I don't think my husband, Barry Hull, had much more education than I did either.  He was dislexic and in those days no one was aware of this disability so it wasn't addressed at school in Bourke.  He certainly wasn't stupid.   So for then to have our grandchildren so well educated is a wonderful thing.  I have omitted to say that Hannah is also in her Honours year at uni as I write.  She obtained a TER that would get her into anything she wanted to do.  I said to her "Hannan, you could be a doctor."  She laughed and said "Oh Gran, I can't stand the sight of blood!!!"  She will probably be the first in the family to get a doctorate.  My money is on her.

I only realised my lack of education when I started writing little bits about my childhood for my children and realised the large gaps in my education.  I had never thought about it before.  At no stage  in these gaps did I have any schooling either in hospital or when I stayed in Sydney and in fact, in Sydney, spent almost all my time reading Zane Grey westerns and such like.  I loved westerns and dreamed of riding over all those mountains and plains.  They always had the most wonderful horses.

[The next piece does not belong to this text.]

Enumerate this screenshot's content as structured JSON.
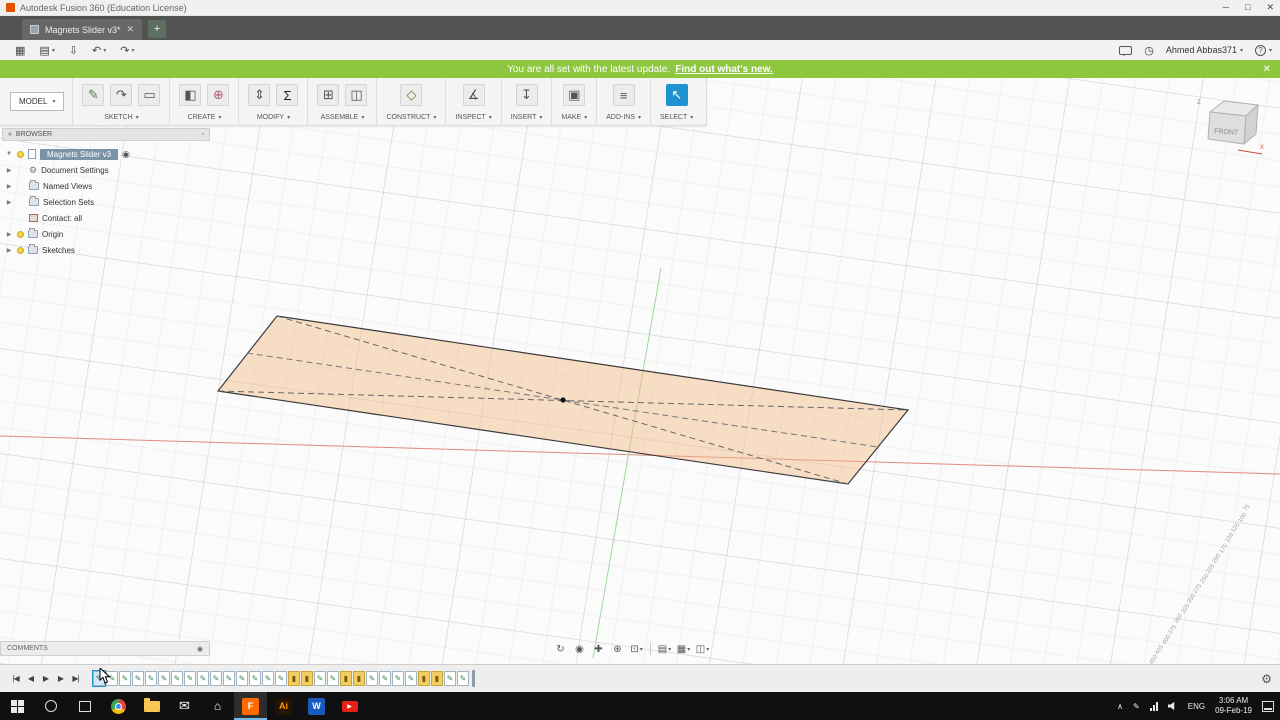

I don't expect anyone to be interested in this little epistle except for my immediate family but it has taken me a while to get the times right in my mind so here it is.  I did go to Business College in Parramatta as a young woman (after spending one whole year on leaving school working for a firm of Accountants!!!  Me, working with figures!!!)  They put up with me for a year.  How kind they must have been in those days.  If I remember rightly I left of my own accord as well but they probably weren't unhappy to see me go.  I went to learn shorthand and typing and to be obedient and dictated to.  OMG. Obviously no ambition either as well as no education!!!